I am seeing some older forum topics with instructions, but they are not really recent and instructions don't seem to work.
 
Before you spend too much time on it, just a heads up, unless you have a unique scenario where you can confirm that it helps with anything, you might consider that it doesn't. Several years ago, when I did it by default, I found that its primary function was to frustrate users who were receiving confirmation codes used by various login systems (Steam, for example, though even some banks and many other websites do the same). It has been a long time since I've seen greylisting reduce spam by any noteworthy amount.

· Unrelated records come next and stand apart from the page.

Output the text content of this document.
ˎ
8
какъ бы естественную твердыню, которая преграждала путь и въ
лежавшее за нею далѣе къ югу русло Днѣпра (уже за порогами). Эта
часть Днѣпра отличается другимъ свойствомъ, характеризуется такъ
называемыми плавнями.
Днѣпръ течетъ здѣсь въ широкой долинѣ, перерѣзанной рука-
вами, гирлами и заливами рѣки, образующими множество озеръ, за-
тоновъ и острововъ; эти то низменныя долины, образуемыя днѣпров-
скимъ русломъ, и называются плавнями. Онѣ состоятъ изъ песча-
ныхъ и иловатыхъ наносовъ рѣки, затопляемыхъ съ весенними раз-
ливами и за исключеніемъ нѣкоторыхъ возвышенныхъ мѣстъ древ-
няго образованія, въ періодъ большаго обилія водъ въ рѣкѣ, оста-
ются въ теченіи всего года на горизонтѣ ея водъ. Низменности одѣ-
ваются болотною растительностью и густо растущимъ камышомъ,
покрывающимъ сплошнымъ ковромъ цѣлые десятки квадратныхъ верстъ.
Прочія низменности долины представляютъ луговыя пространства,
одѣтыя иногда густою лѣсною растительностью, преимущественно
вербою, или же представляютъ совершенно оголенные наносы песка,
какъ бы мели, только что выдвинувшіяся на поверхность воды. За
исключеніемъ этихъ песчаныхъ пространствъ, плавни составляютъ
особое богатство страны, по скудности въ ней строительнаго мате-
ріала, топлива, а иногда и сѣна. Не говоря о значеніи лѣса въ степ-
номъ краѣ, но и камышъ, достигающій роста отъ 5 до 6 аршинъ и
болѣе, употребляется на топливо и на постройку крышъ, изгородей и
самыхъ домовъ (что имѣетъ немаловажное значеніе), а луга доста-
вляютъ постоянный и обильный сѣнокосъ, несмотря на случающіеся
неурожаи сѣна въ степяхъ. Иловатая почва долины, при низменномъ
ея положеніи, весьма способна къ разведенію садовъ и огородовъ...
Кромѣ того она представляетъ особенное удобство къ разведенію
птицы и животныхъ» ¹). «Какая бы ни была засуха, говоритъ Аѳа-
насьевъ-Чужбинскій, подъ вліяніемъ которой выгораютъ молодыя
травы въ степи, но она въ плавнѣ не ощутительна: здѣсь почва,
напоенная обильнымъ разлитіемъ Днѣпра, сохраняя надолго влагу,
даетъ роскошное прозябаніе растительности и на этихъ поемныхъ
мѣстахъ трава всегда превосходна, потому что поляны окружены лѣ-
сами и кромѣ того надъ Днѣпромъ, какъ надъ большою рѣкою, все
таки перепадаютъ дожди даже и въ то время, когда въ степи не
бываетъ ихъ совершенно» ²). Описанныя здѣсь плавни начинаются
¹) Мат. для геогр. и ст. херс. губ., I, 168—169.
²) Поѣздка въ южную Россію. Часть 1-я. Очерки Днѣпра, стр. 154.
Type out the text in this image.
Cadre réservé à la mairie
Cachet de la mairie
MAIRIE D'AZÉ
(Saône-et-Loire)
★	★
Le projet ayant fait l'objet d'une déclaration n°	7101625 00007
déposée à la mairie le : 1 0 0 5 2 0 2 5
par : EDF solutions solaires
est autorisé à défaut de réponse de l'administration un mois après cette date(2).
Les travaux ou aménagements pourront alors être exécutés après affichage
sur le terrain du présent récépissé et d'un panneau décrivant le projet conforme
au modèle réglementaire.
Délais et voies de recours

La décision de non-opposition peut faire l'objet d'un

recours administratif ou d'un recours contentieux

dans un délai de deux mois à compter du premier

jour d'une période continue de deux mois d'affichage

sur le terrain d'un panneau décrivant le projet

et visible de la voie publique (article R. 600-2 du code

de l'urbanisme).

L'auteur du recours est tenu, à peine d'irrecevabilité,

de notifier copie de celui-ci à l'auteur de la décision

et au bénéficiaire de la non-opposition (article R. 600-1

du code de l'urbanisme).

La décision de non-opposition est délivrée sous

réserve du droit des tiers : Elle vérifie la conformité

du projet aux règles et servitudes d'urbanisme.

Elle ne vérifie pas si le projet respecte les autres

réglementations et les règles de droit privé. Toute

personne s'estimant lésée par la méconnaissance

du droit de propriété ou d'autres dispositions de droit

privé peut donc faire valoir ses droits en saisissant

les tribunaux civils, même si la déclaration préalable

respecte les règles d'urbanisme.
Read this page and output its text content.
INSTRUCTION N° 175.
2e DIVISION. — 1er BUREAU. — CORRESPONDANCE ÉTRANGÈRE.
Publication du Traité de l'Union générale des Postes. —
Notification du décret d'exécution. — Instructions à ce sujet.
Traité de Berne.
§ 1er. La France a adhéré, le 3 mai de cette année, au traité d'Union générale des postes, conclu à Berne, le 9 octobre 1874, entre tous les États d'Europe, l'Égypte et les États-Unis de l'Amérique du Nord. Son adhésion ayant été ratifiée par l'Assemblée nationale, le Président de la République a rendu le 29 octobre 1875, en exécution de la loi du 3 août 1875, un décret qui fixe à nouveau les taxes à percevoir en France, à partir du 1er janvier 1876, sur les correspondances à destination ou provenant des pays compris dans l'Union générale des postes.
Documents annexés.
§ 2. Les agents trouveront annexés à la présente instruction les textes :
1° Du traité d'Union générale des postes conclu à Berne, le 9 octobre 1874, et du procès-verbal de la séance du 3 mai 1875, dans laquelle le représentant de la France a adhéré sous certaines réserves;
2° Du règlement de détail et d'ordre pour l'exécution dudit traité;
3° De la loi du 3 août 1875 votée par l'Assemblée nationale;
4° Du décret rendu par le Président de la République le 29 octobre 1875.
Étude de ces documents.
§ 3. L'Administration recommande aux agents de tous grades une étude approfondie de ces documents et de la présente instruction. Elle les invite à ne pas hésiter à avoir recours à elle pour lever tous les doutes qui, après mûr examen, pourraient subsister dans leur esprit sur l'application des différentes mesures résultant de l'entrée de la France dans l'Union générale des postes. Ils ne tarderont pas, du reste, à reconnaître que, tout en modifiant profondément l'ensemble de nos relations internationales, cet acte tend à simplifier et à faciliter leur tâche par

I am of the opinion that it is a relic, an example of something that helped in the past.
 
Hi mxroute,

Thank you for your reply.
Where I normally run custom setups of mailservers I now have multiple customers using DirectAdmin as part of their mail setup.
Of course when greylisting you build some sort of whitelist/reputation list; in effect I do not have had customers complain about delays in their mail after the first few days.
That said, you may be right about it being a relic and maybe have to look out for some other tweaks to prevent incoming spam.

I believe I came across some of your posts, am I right that you are migrating from rspamd back to spamassassin?
 
I believe I came across some of your posts, am I right that you are migrating from rspamd back to spamassassin?

Indeed. I continually had to explain to users that the SpamAssassin configuration page in DirectAdmin would not work as expected because their configurations were being parsed and turned into Rspamd includes instead. Overall I didn't find that Rspamd produced enough of a difference over SpamAssassin and that it reasonably harmed users' ability to customize their configuration at the user level. The only real benefit to Rspamd, in the end, was that it's more lightweight on resources.